Krefeld zittert um Torwart Langkow
Den höchsten Saisonsieg feierte der EHC am 20.November – gegen Krefeld.
10:2 hieß es damals für den Wolfsburger Eishockey-Erstligisten. Heute (19.30 Uhr) sind die Pinguine erneut zu Gast in der Eis-Arena.
„Wir werden eine ganz andere Krefelder Mannschaft sehen. Sicherlich werden sie doppelt motiviert sein und sich revanchieren wollen“, sagt Wolfsburgs Co-Trainer Mike Pellegrims. Es gebe keinen Grund, den Gegner zu unterschätzen, warnt auch Charly Fliegauf. „Das haben wir schon einmal in dieser Woche gemacht“, spielt der EHC-Manager auf die unnötige 5:6-Niederlage am Dienstag bei den stark ersatzgeschwächten Eisbären Berlin an.
Fliegauf fordert: „Wir müssen 100-prozentig zu Werke gehen. Die Krefelder kämpfen ums Überleben.“ Zurzeit belegen die Westdeutschen Rang 12. Sie haben vier Punkte Rückstand auf Rang 10, der die Qualifikation für die Pre-Play-offs bedeutet. Auch Sonntag-Gegner Augsburg auf Rang 11 will ein vorzeitiges Saisonende vermeiden. „Das ist ein wichtiges Wochenende für uns. Beide Gegner werden um Platz 10 kämpfen und uns nichts schenken. Wir müssen von der ersten Minute an da sein“, betont Fliegauf.
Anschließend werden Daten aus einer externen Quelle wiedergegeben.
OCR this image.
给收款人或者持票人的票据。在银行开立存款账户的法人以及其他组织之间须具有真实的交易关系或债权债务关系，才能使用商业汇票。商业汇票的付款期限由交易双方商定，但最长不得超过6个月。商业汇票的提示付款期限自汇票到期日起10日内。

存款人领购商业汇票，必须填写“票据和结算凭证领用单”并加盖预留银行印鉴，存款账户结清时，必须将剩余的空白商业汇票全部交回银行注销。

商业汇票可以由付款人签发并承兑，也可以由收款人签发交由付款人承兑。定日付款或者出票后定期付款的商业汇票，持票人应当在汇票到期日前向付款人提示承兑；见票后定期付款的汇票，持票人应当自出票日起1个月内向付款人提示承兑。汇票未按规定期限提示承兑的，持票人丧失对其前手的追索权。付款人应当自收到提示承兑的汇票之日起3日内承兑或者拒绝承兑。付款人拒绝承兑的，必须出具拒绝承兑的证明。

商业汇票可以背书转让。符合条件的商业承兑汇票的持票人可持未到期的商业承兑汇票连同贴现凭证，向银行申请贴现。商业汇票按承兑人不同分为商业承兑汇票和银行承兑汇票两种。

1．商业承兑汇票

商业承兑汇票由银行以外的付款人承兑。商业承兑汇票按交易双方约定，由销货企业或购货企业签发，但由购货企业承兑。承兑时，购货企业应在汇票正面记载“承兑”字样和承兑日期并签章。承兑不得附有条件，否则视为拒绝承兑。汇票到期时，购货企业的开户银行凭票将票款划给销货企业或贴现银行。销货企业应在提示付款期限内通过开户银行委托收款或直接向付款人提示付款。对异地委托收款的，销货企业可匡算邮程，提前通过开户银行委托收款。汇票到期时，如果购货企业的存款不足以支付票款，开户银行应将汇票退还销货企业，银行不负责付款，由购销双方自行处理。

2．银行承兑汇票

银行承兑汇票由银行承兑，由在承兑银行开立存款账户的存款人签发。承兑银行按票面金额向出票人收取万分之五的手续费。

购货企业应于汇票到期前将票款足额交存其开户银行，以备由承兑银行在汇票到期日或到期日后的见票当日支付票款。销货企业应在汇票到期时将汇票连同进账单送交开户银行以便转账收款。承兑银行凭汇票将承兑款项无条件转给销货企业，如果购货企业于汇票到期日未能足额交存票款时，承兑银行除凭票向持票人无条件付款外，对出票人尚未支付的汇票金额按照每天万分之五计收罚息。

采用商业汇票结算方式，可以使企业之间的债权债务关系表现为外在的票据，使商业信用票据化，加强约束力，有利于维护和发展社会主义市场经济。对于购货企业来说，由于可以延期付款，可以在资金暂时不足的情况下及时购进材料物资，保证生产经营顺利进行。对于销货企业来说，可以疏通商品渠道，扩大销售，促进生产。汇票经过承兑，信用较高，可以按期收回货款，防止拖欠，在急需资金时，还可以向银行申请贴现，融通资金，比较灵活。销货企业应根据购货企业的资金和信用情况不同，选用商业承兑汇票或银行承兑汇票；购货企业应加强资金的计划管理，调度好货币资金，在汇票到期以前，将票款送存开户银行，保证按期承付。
Während der EHC mit demselben Kader wie beim Berlin-Spiel antreten wird, steht bei Krefeld noch ein Fragezeichen hinter dem Einsatz von Torwart Scott Langkow. Der Kanadier laboriert an einer Leistenverletzung. Zuletzt konnte er nur eingeschränkt trainieren. Mit Pascal Trepanier und Pascal Zerressen waren unter der Woche zwei Spieler wegen einer Grippe nicht voll einsatzfähig.
Sollte Langkow heute nicht zwischen den Pfosten stehen, bekäme Ersatzkeeper Danijel Kovacic eine Chance. Kovacic vertrat Langkow auch am 20. November – damals siegten die Wolfsburger bekanntlich mit 10:2. Wiederholung ausgeschlossen?